Pemuda itu bernama Jean-Baptiste Grenouille. Di kota Paris yang penuh dengan bermacam-macam bau, dia justru lahir tanpa bau tubuh. Yang membuatnya semakin istimewa adalah indera penciuman yang lebih tajam dari manusia manapun. Dia mampu mengingat ribuan—bahkan jutaan aroma. Grenouille tak perlu menggunakan mata, dia mampu melangkah dalam gelap sekalipun hanya dengan petunjuk bau yang diresapi hidung-ajaibnya.
Grenouille tahu hidungnya memiliki keistimewaan. Semenjak menguasai seni meramu parfum dari seorang ahli parfum ternama di Paris saat itu, Grenouille mulai terobsesi untuk menciptakan parfum yang aromanya tidak akan pernah tertandingi oleh parfum manapun. Dia tahu aroma apa yang akan menyempurnakan parfumnya. Aroma perawan!

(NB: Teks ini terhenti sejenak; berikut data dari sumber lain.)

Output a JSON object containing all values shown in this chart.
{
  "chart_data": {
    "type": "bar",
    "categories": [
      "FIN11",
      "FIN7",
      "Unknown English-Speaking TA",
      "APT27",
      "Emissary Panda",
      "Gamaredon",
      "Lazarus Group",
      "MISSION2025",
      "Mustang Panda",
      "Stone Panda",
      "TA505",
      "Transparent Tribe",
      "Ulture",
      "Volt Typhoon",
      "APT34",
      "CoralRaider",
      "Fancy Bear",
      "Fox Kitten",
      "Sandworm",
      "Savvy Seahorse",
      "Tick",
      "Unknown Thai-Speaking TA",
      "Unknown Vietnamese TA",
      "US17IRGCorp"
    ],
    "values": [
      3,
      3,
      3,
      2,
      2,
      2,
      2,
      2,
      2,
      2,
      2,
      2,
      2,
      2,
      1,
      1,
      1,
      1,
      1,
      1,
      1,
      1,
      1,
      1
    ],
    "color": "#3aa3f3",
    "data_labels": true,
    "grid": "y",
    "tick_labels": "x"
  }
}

Patrick Süskind merangkai cerita Si Kutu Psikopat ini (begitu dia menyebut sang genius) dalam plot-plot yang mengalir. Dikisahkan mulai dari awal hidup Grenouille, bagaimana dia tumbuh, bagaimana bakatnya berkembang, sampai pada puncak kegilaan si genius. Semua dituturkan dalam diksi yang sangat kaya akan imajinasi namun rasional. Pikir deh betapa cerdasnya Süskind saat mendeskripsikan bagaimana aroma bayi (saya sendiri nggak tahu kalau manusia itu punya aroma-aroma tertentu—seperti susu atau keju basi, misalnya). Di sini seolah Süskind membuat kita percaya bahwa aroma bayi adalah seperti bau karamel. Itu hanya salah satu contoh dari diksinya tentang bau-bauan. Belum lagi saat dia mendeskripsikan aroma perawan. Mungkin bahasa yang dipakainya terlalu sensasional. Namun begitu, kita jadi paham bagaimana seorang Grenouille yang diberkahi indera penciuman (yang bisa dikatakan) “sempurna” tergila-gila hingga membuatnya terobsesi untuk menjadikannya parfum. Man! Saya sangat menyukai pembentukan karakter Grenouille. Süskind menuliskannya dengan begitu apik, jelas; perlahan-lahan hingga menjadi karakter utuh yang kuat.
Secara keseluruhan, Perfume bisa dikatakan bagus. Apalagi novel ini sudah menjadi international bestseller. Menurut saya, ceritanya bisa lebih menarik jika sang penulis tidak hanya menekankan kejeniusan-menyimpang Grenouille saja. Plot-plot perburuan-perawan kurang mendapat sentuhan yang lebih kuat. Harusnya di sini yang menjadi puncak kengerian buku ini. (Tapi sebenarnya dengan yang sudah ada saja saya sudah cukup bergidik ngeri xD). Süskind mengakhiri cerita dengan cukup bijaksana. Yah… mungkin jauh dari yang saya harapkan. Namun cukup pantas menjadi akhir kisah dari seorang genius-menyimpang seperti Grenouille. Sebuah akhir yang tidak akan pernah kau sangka-sangka. So, don’t you stop reading till the last page!